Starting with SQL Server 2012, the SSIS Project Deployment system was introduced. If you right click on the Integration Services Catalogs folder, you can “Create Catalog” and the SSISDB is born.
I think this has been a great addition to SSIS and makes deploying SSIS packages a lot easier. Still there are a few things I would change. The first thing I would change is the retention period and the second is the process to clean up old data.
The retention period defaults to 365 days. I am not sure why they (Microsoft) choose this default, but it has caused me a lot of headaches. To get to this property, go to Integration services catalogs and then right click the SSISDB and select properties.

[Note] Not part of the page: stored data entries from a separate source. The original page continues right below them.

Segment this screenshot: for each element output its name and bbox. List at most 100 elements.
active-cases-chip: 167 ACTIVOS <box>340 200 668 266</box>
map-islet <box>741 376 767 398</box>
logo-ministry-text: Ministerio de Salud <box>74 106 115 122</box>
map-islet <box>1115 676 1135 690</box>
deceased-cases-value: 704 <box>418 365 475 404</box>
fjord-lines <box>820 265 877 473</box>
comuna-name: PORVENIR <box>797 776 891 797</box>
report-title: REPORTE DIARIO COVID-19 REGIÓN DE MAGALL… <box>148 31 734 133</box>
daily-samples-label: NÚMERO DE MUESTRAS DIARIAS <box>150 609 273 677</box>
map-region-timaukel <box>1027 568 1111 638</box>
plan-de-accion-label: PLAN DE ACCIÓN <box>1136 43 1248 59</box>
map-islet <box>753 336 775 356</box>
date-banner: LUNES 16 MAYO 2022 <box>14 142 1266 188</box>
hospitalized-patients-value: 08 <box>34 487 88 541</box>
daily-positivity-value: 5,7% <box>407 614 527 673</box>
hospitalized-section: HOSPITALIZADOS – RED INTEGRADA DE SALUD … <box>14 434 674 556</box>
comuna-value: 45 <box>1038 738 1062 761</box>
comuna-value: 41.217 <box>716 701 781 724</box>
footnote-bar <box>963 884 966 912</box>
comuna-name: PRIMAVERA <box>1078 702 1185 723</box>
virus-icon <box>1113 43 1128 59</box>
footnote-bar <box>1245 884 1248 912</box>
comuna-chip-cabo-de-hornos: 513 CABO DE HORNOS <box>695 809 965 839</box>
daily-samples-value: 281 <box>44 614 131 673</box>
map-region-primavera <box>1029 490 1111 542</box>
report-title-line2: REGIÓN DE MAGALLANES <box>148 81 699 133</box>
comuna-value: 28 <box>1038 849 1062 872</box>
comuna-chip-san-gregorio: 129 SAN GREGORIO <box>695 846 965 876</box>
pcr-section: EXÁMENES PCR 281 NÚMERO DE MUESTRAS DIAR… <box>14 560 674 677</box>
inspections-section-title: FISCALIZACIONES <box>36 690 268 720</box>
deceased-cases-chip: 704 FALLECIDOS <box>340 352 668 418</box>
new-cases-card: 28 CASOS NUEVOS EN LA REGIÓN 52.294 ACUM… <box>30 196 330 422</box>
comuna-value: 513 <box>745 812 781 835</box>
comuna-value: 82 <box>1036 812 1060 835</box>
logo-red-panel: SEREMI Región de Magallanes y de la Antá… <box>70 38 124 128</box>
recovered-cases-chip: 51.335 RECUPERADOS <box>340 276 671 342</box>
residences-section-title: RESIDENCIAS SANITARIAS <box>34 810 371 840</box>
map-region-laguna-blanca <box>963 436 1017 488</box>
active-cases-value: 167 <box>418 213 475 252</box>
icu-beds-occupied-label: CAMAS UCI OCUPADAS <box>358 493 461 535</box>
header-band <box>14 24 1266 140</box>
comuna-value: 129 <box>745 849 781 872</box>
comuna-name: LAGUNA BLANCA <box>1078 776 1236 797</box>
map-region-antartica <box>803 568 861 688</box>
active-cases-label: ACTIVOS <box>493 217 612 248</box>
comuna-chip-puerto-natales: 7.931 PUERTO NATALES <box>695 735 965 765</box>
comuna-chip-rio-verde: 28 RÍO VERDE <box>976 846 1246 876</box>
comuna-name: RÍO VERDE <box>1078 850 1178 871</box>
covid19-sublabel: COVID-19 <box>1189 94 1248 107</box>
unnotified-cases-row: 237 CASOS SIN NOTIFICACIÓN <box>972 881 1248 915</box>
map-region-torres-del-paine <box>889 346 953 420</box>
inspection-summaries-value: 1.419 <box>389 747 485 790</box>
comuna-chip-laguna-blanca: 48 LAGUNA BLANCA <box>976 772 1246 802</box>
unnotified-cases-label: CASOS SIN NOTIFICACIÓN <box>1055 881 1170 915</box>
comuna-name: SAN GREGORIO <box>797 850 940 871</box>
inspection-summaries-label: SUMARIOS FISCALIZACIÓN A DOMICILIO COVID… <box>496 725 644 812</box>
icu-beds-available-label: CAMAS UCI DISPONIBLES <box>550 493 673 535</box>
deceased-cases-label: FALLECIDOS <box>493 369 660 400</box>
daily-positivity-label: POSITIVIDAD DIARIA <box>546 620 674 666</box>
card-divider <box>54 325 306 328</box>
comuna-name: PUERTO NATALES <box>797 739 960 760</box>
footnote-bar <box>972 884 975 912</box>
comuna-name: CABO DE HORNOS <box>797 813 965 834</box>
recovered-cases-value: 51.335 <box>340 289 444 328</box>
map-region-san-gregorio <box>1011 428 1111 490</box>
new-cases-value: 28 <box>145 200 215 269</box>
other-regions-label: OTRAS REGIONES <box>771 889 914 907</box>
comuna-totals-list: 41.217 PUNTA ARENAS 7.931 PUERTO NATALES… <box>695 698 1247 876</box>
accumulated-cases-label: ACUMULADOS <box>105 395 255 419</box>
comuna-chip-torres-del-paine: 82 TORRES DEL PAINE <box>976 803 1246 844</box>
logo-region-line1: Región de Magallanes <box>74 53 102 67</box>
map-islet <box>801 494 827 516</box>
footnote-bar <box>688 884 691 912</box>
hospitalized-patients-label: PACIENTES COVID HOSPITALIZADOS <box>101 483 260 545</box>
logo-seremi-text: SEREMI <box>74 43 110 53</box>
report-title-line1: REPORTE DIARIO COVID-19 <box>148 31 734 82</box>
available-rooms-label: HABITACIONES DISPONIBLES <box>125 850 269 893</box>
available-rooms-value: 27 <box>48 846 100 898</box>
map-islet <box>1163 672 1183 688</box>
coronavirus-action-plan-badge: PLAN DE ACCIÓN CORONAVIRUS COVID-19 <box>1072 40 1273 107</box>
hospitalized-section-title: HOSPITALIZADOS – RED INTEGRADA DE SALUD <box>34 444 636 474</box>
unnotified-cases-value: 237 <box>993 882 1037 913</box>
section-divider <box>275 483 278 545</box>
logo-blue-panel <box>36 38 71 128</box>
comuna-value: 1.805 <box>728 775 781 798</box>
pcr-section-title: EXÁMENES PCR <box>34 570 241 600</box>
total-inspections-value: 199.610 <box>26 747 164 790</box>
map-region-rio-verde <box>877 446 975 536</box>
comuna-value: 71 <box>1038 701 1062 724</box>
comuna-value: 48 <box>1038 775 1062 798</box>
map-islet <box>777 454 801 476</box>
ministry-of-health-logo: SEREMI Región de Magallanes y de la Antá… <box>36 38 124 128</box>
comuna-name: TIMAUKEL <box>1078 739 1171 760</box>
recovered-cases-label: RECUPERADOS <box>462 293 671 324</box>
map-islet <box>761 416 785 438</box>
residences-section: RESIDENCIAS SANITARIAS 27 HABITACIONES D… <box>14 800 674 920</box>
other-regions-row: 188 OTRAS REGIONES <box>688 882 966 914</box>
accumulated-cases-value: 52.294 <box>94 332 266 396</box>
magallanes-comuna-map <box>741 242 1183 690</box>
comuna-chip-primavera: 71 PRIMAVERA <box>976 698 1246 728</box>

NOTE: if you find you cannot edit this dialog because your SSISDB has gotten into an unusable state you can update this property directly.
select * from [catalog].[catalog_properties] update [catalog].[catalog_properties] set property_value = '7' where property_name = 'RETENTION_WINDOW'
Often, the SSIS packages I maintain, are on a schedule where they run hundreds sometimes thousands of times in a day. This can cause a problem sooner or later when the SSISDB grows to a size where you either run out of disk space or it has trouble trying to autogrow the SSISDB (Error 0x80131904 – Timeout expired).
This leads to the second thing I would change: the cleanup job. Once you get an SSISDB that is really large it becomes almost impossible to delete records in it. First the cleanup_server_retention_window proc depends on DELETE CASCADE triggers. Second the tables themselves are not indexed well for deletion. I have seen the existing cleanup job fail because SSIS jobs are running.
I found this article by Mark Tassin to be very helpful in developing a better way to clean up the SSISDB tables. His process runs faster and can be running at the same time as SSIS jobs.
NOTE: If you do use this solution and you just replace the first step in the SSIS Server Maintenance Job you do need to grant Mark’s new proc cleanup_server_retention_window_bottomup execute rights to the ##MS_SSISServerCleanupJobUser## user in the SSISDB.
NOTE: if you do use Mark’s proc you may want to pass in the Retention window with sql code something like this:
declare @retention_window_length int select @retention_window_length = cast(property_value as int) from [catalog].[catalog_properties] where property_name = 'RETENTION_WINDOW' exec [internal].[cleanup_server_retention_window_bottomup] @retention_window_length = @retention_window_length
NOTE: I found in some cases it was helpful to reduce the @batch_size when calling Mark’s proc.
The bottom line is I like the SSISDB, but I highly suggest you looking into these two changes to make sure you don’t end up with a SSISDB headache down the road.